|Publication number||US20060041022 A1|
|Application number||US 11/122,351|
|Publication date||Feb 23, 2006|
|Filing date||May 5, 2005|
|Priority date||Nov 6, 2002|
|Publication number||11122351, 122351, US 2006/0041022 A1, US 2006/041022 A1, US 20060041022 A1, US 20060041022A1, US 2006041022 A1, US 2006041022A1, US-A1-20060041022, US-A1-2006041022, US2006/0041022A1, US2006/041022A1, US20060041022 A1, US20060041022A1, US2006041022 A1, US2006041022A1|
|Original Assignee||Pasinetti Giulio M|
|Export Citation||BiBTeX, EndNote, RefMan|
|Patent Citations (2), Referenced by (11), Classifications (4), Legal Events (1)|
|External Links: USPTO, USPTO Assignment, Espacenet|
The present invention relates to methods for delaying the onset or progression of motor impairment associated with amyotrophic lateral sclerosis in a subject by administering to the subject a therapeutically effective amount of nimesulide. It further provides for a means of detecting and monitoring the progression of amyotrophic lateral sclerosis via a protein biomarker for the disease.

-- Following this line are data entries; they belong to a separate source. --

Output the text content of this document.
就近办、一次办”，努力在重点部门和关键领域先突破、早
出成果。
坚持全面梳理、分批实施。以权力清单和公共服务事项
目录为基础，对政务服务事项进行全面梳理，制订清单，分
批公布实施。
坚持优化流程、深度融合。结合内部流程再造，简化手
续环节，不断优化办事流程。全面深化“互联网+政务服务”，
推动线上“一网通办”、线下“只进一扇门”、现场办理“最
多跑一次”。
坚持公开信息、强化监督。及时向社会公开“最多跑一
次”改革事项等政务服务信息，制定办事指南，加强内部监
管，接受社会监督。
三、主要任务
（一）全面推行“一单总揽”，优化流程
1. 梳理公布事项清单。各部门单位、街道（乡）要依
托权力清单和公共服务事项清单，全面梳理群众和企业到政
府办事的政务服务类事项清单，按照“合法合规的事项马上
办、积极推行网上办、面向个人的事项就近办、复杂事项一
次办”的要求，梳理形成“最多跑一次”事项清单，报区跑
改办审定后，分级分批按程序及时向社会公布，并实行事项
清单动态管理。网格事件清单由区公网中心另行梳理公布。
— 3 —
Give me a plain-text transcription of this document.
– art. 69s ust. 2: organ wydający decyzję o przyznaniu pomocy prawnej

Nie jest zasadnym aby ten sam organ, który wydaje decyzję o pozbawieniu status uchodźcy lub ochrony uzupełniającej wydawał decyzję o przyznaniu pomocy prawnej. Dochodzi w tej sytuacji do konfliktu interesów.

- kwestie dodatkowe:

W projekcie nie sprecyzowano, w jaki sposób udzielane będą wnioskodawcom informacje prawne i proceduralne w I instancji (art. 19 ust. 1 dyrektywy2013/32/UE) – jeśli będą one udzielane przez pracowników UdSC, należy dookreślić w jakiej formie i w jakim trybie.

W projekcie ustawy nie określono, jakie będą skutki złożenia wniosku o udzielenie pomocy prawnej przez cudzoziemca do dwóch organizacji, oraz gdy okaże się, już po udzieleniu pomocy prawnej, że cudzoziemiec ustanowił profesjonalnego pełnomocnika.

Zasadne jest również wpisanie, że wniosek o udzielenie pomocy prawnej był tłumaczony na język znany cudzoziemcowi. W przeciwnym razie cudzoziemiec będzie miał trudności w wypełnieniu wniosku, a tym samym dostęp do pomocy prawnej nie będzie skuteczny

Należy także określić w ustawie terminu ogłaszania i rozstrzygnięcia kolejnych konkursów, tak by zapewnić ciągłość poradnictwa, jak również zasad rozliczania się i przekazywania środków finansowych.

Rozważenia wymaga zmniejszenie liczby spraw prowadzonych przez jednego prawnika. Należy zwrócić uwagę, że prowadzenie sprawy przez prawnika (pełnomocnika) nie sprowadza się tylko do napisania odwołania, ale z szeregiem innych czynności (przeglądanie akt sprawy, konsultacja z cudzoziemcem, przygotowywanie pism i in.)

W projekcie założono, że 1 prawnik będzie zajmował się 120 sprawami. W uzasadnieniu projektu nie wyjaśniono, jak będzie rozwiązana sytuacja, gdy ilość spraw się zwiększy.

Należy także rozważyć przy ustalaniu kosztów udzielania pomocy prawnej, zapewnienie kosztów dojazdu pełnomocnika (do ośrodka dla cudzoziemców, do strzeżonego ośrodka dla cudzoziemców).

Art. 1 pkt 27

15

Amyotrophic lateral sclerosis (ALS) is a fatal progressive motor neuron disorder that results in significant inflammation and neuron loss in the ventral horns of the spinal cord and, to a lesser extent, the brain. Approximately ten percent of ALS occurrences are genetic in origin (Mulder et al., 1986, Neurology 36(4):511-517; Siddique et al., 1989, Neurology 39(7):919-925; Sillevis Smitt et al., 1994, Biol Signals 3(4): 193-197) of which twenty percent are associated with mutations in the antioxidant copper, zinc superoxide dismutase-1 (SOD)1 gene (Rosen et al., 1993, Nature 362(6415):59-62).
A murine model of SOD1 mutation-associated ALS has been developed in which mice express the human SOD mutation glycine→alanine at residue 93 (SOD1). These “SOD1” mice exhibit a dominant gain of the “adverse property” of SOD, and develop motor neuron degeneration and dysfunction similar to that of human ALS (Gurney et al., 1994, Science 264(5166):1772-1775; Ripps et al., 1995, Proc Natl Acad Sci U.S.A. 92(3):689-693; Bruijn et al., 1997, Proc Natl Acad Sci U.S.A. 94(14):7606-7611). Features common to human ALS include astrocytosis, microgliosis, oxidative stress, increased levels of cyclooxygenase/prostaglandin, and, later in the disease process, profound motor neuron loss.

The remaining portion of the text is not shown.